Representantes do setor questionaram o fato da regra de precificação não ser debatida durante processo de discussão da norma e durante a consulta pública. “Era algo que precisava ser debatido antes. Não constava na minuta de audiência pública”, lembra João Marcelo, do IBA. Ele explica que a Previc e o Conselho Nacional de Previdência Complementar (CNPC) já vinham adotando uma linha para inibir a utilização da marcação de títulos públicos na curva. 

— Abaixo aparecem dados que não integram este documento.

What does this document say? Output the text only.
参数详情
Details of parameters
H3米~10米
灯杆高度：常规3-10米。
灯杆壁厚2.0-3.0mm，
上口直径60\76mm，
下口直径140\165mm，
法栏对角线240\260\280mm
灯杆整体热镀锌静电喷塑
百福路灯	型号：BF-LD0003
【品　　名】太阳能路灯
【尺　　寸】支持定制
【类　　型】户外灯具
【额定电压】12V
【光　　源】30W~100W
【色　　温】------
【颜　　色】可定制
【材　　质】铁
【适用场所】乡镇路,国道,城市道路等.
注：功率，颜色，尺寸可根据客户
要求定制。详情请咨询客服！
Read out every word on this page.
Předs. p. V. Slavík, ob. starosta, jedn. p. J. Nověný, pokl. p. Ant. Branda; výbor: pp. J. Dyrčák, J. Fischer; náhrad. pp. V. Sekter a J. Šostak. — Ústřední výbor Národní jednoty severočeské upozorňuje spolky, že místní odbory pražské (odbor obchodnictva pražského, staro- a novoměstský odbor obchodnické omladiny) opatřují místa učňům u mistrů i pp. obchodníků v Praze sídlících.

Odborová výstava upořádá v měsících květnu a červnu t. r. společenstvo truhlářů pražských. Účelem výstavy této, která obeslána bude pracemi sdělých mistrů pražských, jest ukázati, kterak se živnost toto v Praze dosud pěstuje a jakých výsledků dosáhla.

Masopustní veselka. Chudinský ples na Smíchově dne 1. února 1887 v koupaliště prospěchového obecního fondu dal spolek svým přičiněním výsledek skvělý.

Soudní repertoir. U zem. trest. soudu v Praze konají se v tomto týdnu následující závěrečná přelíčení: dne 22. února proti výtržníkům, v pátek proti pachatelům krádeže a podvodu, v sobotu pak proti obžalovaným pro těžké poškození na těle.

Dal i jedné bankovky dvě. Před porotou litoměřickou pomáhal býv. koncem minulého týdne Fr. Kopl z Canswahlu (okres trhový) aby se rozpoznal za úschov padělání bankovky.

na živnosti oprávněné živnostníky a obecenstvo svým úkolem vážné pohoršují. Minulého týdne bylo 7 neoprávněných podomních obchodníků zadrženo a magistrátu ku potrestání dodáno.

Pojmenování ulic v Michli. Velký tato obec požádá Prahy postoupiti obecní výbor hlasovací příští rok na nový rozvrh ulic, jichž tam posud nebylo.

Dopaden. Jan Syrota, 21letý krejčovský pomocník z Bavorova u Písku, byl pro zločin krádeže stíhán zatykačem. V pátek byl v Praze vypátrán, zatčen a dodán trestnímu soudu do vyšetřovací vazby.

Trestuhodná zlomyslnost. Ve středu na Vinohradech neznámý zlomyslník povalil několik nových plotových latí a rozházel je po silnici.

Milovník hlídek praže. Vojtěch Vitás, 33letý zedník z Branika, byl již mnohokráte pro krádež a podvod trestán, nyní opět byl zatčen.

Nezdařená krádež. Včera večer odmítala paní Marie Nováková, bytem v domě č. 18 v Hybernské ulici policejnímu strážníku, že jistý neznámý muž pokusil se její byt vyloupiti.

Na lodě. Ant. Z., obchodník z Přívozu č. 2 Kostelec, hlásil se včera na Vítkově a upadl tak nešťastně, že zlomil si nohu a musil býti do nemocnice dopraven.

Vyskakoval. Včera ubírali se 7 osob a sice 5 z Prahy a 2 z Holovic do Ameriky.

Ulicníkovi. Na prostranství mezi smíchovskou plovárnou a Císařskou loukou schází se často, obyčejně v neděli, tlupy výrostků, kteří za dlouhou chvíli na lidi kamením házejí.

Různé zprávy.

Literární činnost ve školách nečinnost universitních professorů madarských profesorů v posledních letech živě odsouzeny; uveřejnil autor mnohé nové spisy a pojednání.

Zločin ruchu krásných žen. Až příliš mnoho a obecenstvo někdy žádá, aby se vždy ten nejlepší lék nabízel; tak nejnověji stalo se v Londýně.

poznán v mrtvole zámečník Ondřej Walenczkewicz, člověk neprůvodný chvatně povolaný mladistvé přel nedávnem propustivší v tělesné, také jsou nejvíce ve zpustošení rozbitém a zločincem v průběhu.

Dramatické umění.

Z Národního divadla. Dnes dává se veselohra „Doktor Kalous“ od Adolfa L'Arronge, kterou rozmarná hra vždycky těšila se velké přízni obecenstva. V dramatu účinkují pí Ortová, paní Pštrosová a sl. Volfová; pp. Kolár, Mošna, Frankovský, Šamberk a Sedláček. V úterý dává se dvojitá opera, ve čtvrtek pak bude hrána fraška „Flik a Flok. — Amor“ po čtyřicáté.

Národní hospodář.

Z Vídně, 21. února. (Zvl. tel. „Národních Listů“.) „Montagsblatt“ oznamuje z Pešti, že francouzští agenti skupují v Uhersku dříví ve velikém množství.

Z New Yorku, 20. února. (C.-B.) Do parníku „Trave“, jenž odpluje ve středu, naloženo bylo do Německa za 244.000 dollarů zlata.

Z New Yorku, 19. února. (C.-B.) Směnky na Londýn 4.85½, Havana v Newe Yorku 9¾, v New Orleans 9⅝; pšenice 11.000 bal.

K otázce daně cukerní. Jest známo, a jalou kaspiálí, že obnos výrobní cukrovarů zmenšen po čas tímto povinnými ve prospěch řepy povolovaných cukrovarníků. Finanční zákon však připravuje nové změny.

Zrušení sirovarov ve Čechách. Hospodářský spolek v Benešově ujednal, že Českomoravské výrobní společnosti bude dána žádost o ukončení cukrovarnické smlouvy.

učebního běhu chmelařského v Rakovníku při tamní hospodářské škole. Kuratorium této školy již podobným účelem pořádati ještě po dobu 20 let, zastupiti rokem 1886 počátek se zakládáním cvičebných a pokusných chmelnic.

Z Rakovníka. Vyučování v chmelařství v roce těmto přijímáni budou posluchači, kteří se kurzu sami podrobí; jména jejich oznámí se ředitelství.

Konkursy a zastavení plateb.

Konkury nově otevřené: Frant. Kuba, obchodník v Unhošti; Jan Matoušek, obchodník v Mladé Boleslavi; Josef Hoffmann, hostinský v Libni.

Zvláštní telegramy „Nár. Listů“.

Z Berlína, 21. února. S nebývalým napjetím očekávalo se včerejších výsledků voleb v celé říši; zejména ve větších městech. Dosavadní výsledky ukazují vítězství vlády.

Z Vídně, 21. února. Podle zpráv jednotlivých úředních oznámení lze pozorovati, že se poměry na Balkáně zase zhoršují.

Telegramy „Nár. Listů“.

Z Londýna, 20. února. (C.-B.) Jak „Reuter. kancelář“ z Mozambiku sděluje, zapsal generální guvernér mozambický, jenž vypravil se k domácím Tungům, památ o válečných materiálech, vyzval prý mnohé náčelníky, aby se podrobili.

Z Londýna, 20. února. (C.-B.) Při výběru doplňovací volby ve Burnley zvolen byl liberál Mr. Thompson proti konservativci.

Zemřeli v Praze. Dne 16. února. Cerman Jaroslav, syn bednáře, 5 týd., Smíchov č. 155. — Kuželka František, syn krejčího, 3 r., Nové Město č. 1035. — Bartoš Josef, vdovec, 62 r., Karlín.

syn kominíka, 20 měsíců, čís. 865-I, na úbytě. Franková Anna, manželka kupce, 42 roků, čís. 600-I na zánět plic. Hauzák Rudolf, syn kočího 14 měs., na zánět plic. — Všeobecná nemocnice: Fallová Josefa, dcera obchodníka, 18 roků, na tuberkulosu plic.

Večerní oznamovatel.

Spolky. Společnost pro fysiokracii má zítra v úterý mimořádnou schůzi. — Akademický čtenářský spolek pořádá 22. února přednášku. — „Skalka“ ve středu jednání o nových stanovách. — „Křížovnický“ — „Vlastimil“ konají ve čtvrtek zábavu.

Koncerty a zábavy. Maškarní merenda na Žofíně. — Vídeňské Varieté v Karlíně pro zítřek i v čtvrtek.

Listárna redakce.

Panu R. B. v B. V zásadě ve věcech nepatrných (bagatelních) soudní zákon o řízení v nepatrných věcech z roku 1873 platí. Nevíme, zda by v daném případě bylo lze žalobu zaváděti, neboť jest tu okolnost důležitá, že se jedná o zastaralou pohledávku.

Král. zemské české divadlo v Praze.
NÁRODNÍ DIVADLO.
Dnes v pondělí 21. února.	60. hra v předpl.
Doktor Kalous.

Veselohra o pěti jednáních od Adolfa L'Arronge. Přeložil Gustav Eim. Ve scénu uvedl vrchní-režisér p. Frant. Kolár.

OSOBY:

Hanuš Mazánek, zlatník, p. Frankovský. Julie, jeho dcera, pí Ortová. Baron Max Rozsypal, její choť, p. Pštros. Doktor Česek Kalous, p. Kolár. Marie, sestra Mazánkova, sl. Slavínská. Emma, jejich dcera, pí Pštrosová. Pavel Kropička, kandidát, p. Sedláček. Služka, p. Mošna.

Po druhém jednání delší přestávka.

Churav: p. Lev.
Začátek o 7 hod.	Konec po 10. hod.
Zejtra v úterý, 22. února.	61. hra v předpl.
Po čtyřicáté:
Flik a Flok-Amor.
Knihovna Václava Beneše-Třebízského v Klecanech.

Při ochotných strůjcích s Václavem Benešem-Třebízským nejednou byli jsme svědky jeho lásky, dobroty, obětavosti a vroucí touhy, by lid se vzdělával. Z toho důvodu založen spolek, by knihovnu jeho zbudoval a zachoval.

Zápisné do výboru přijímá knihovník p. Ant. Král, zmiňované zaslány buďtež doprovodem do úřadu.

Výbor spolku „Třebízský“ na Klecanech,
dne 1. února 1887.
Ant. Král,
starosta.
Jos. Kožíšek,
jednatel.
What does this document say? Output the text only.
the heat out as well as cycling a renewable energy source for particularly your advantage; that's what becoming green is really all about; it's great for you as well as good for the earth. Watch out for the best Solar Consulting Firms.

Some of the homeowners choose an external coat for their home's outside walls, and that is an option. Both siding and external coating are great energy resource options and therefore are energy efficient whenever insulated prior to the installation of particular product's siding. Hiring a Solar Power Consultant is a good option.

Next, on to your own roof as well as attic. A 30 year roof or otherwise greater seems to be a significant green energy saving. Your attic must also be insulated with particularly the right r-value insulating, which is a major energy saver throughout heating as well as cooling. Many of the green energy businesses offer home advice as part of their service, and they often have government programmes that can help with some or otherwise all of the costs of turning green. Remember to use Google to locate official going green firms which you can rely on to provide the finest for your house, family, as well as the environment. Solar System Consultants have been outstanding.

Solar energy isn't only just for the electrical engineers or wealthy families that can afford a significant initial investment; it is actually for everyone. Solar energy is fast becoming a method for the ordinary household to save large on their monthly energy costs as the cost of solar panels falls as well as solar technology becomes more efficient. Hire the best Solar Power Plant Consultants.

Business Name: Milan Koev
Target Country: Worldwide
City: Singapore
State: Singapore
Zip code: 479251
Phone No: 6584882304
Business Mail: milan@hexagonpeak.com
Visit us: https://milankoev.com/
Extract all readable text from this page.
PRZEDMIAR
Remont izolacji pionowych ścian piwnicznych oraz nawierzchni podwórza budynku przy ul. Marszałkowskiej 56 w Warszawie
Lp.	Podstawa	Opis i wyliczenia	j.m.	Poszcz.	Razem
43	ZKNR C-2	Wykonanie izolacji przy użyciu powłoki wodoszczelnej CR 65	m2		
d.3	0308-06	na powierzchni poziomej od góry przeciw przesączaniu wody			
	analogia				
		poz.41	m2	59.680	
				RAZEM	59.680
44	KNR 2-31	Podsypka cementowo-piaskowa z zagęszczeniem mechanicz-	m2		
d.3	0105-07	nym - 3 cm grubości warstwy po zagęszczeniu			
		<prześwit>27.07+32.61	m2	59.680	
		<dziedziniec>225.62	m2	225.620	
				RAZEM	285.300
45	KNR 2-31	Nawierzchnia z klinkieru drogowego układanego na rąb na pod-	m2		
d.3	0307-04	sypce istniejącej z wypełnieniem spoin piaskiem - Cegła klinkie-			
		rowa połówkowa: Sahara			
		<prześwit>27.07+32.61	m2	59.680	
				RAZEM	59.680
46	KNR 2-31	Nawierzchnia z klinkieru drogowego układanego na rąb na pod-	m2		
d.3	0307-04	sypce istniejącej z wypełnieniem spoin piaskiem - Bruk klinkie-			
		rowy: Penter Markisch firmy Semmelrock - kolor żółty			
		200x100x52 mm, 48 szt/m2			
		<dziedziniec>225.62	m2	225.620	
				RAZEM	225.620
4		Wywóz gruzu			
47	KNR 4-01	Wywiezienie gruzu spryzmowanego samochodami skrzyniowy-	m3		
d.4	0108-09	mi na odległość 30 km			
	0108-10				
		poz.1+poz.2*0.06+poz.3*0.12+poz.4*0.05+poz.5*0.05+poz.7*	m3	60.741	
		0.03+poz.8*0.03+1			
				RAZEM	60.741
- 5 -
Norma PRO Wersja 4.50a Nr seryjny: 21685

Ele dá como exemplo a Resolução CNPC nº 37, que entrou em vigência em setembro de 2020, e que restringe esse tipo de marcação para diversas situações (leia mais). Então, a nova regra está em linha com essa orientação. Porém, o Vice Presidente do IBA afirma que, neste caso, não enxerga justificativa para a distinção entre carteira própria e fundo exclusivo.

Evandro OliveiraEvandro Oliveira (foto ao lado) também recorda que a Previc vinha desincentivando a marcação na curva de títulos públicos das EFPC. “É um tema bastante polêmico e depende muito de cada plano de benefícios. Sabemos que a marcação na curva pode produzir em alguns casos a transferência de riqueza, o que não é desejável para os participantes”, comentou o especialista da Willis Towers Watson.

Tábuas geracionais – Uma evolução importante da Instrução nº 33, na opinião de Antonio Gazzoni, é a sinalização para a utilização das tábuas geracionais. As Entidades Sistemicamente Importantes (ESIs) deverão apresentar estudos com as tábuas geracionais nas Demonstrações Atuariais para fins referenciais. As demais entidades terão a opção de utilização de tábuas geracionais e, neste caso, terão o incentivo de ampliar o prazo de validade dos estudos de 3 anos para 5 anos. 

O representante do IBA, João Marcelo, concorda que o uso de tábuas geracionais deve ser incentivado, porém, que isso não deveria ser obrigatório para as ESIs. “No conjunto de sugestões que enviamos pelo IBA, pedimos a retirada da exigência de tábuas geracionais para as ESIs, mas a Previc não atendeu”, comenta. Ele explica que a utilização de tais tábuas, mesmo que para fins referenciais, produzem um ônus adicional que poderia ser evitado. Isso porque além dos estudos com a tábua geracional, as ESIs deverão manter a utilização da tábua normal para os planos.

João Marcelo diz que a Previc acolheu outras duas sugestões importantes enviadas pelo IBA. Uma delas foi a retirada da obrigatoriedade de testes específicos, que estavam nomeados na minuta da audiência pública. A minuta dizia que as hipóteses atuariais deveriam ser testadas com os modelos Z, Qui-Quadrado e Komogorov Smirnov, com exigência de pelo menos dois desses testes. A Previc retirou os nomes dos modelos da Instrução e fará referência apenas à quantidade de testes em Portaria que será editada nas próximas semanas – segundo informações passadas no webinar da Previc.

A outra sugestão que foi acatada, inclusive sendo enviada também pela Abrapp, foi o adiamento do início da vigência da norma de 2020 para 2021. Se fosse mantida a vigência para 2020, não haveria tempo hábil para a adaptação às novas regras, pois o Demonstrativo começa a ser produzido no mês de setembro.

Evandro Oliveira também reforça a importância do início da vigência para o próximo ano. “Veremos o amadurecimento das disposições da nova Instrução ao longo dos próximos meses, ao longo de 2021. Temos de avaliar o impacto para possíveis aumentos dos compromissos dos planos com as novas tábuas e regras”, diz o especialista da Willis Towers Watson.